Non esistono molte immagini di Andro in azione: da quelle poche, però, si intuisce come fosse tecnicamente dotato, con una buona garra, ma anche, in fondo, un animo gentile.

Il retroterra culturale del Suriname è profondamente influenzato da reminiscenze animiste, ruota intorno a concetti primitivi come quelli dell’intuizione o del destino. Nelle settimane immediatamente precedenti il viaggio, molti dei famigliari ricordano che i calciatori del Kleurrijk Elftal avevano dimostrato sentimenti contrastanti: da una parte erano ansiosi di partire, ma dall’altra avvertivano strani presentimenti.

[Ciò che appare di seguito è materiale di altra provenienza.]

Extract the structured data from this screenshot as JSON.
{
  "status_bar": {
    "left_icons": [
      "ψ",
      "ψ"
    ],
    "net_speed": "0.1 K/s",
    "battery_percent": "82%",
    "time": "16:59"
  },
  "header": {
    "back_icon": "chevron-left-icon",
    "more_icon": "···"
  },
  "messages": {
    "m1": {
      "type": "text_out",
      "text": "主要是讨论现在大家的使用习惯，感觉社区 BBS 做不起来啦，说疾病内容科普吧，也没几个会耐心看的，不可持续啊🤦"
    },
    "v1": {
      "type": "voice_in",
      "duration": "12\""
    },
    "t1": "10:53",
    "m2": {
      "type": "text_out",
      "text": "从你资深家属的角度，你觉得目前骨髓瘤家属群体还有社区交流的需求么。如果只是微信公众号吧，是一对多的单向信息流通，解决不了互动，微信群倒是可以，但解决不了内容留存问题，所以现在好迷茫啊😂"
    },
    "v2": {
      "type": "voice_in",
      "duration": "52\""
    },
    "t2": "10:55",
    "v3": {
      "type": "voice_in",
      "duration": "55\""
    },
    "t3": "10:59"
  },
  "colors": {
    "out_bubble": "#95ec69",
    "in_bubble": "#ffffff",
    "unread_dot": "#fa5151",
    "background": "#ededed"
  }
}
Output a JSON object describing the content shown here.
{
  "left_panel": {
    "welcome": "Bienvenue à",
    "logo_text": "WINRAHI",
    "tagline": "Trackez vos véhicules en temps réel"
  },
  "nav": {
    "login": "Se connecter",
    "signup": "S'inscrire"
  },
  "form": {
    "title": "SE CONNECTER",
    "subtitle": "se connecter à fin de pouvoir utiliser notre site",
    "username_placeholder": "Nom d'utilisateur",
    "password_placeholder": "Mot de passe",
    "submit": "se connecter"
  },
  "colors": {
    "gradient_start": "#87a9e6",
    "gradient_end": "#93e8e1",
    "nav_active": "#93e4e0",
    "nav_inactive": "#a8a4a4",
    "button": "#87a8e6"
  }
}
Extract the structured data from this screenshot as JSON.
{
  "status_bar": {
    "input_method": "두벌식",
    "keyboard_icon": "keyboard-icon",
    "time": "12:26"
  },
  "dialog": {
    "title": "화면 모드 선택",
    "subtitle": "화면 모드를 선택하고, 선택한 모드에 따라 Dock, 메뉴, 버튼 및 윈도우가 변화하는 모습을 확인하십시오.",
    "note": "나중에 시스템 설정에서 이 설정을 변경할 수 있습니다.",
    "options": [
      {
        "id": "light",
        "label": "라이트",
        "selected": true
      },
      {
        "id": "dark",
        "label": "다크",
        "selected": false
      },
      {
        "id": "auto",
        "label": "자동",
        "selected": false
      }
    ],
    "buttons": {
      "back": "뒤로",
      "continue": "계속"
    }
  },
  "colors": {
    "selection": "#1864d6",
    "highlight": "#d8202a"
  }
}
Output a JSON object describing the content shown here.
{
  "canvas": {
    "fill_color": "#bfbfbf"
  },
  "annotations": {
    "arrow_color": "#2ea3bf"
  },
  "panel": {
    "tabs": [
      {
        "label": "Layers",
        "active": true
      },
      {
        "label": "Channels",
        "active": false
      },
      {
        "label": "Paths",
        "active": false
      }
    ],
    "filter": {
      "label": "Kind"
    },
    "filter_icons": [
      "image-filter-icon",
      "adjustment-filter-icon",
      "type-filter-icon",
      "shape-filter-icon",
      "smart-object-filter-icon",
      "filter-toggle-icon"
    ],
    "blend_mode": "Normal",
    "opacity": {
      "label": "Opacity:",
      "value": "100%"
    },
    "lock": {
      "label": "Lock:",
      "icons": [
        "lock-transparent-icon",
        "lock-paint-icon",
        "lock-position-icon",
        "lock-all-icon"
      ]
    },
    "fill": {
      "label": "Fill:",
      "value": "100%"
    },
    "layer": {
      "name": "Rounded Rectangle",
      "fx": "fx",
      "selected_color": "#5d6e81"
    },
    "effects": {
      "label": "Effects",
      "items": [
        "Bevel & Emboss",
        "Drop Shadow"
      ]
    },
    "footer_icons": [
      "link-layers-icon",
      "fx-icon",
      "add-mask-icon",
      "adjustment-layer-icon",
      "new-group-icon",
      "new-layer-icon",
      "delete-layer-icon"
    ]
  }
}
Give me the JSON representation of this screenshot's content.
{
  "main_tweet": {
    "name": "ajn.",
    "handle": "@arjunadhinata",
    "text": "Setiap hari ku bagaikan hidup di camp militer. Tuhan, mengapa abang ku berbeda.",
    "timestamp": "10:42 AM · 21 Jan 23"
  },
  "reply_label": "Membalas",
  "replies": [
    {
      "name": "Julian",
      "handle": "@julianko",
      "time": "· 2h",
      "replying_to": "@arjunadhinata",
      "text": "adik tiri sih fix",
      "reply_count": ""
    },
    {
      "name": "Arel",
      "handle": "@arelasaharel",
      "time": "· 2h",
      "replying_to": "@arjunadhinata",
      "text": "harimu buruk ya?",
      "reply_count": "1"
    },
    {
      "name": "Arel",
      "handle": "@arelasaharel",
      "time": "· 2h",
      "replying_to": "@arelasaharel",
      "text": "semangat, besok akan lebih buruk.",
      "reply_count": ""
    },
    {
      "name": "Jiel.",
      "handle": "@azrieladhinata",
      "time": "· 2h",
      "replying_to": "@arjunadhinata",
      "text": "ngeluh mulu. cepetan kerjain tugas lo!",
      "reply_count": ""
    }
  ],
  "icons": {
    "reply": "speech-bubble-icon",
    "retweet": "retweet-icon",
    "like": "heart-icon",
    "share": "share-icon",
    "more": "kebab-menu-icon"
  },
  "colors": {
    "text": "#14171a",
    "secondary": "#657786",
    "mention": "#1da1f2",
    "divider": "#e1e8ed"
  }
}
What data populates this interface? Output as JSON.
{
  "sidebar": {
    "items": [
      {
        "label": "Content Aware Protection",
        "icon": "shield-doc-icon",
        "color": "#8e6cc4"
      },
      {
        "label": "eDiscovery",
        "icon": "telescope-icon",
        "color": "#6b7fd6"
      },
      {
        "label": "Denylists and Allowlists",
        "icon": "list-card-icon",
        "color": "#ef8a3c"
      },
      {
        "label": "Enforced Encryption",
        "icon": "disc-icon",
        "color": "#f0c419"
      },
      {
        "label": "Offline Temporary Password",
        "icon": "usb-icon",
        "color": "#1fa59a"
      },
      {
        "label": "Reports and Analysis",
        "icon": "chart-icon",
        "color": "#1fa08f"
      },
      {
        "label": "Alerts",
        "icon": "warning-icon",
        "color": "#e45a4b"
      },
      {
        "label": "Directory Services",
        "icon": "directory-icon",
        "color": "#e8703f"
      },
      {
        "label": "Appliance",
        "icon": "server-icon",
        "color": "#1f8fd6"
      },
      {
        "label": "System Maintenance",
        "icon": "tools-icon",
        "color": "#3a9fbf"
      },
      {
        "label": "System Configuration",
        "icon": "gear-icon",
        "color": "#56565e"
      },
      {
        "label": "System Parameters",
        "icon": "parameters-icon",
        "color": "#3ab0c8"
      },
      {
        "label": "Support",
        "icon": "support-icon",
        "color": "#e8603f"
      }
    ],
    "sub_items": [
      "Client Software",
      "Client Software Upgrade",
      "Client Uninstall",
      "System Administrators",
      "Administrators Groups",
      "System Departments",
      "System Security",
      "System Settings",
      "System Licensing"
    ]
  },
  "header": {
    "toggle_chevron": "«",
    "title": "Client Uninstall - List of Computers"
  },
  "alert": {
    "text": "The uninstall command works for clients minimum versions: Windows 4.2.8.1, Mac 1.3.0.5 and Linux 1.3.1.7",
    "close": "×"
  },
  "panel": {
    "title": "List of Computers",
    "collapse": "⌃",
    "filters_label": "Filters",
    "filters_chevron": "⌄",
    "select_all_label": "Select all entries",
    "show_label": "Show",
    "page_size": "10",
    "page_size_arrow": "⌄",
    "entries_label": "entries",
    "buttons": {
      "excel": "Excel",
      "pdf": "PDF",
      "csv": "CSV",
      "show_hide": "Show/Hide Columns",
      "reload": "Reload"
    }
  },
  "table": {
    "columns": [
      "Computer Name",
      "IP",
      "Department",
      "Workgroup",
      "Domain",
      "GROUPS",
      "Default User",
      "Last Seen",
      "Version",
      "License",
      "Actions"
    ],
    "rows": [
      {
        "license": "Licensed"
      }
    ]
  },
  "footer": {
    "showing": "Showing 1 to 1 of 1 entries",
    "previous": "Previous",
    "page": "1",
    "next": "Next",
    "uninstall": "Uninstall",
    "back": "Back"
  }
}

Il giornalista olandese Iwan Tol ha raccolto una serie di testimonianze nel suo libro Destination Zanderij: la madre di Knel ricorda che Andro, poco prima di partire, avesse chiesto insistentemente al patrigno la promessa che si sarebbe preso cura di lei e delle sue sorelle, casomai gli fosse successo qualcosa. Le è toccata la drammatica incombenza di dover riconoscere il cadavere del figlio da un paio di scarpe da ginnastica che fuoriuscivano dai sacchi in cui erano stati avvolti i cadaveri, mentre le telecamere riprendevano il macabro scenario che era apparso ai primi cronisti e soccorritori.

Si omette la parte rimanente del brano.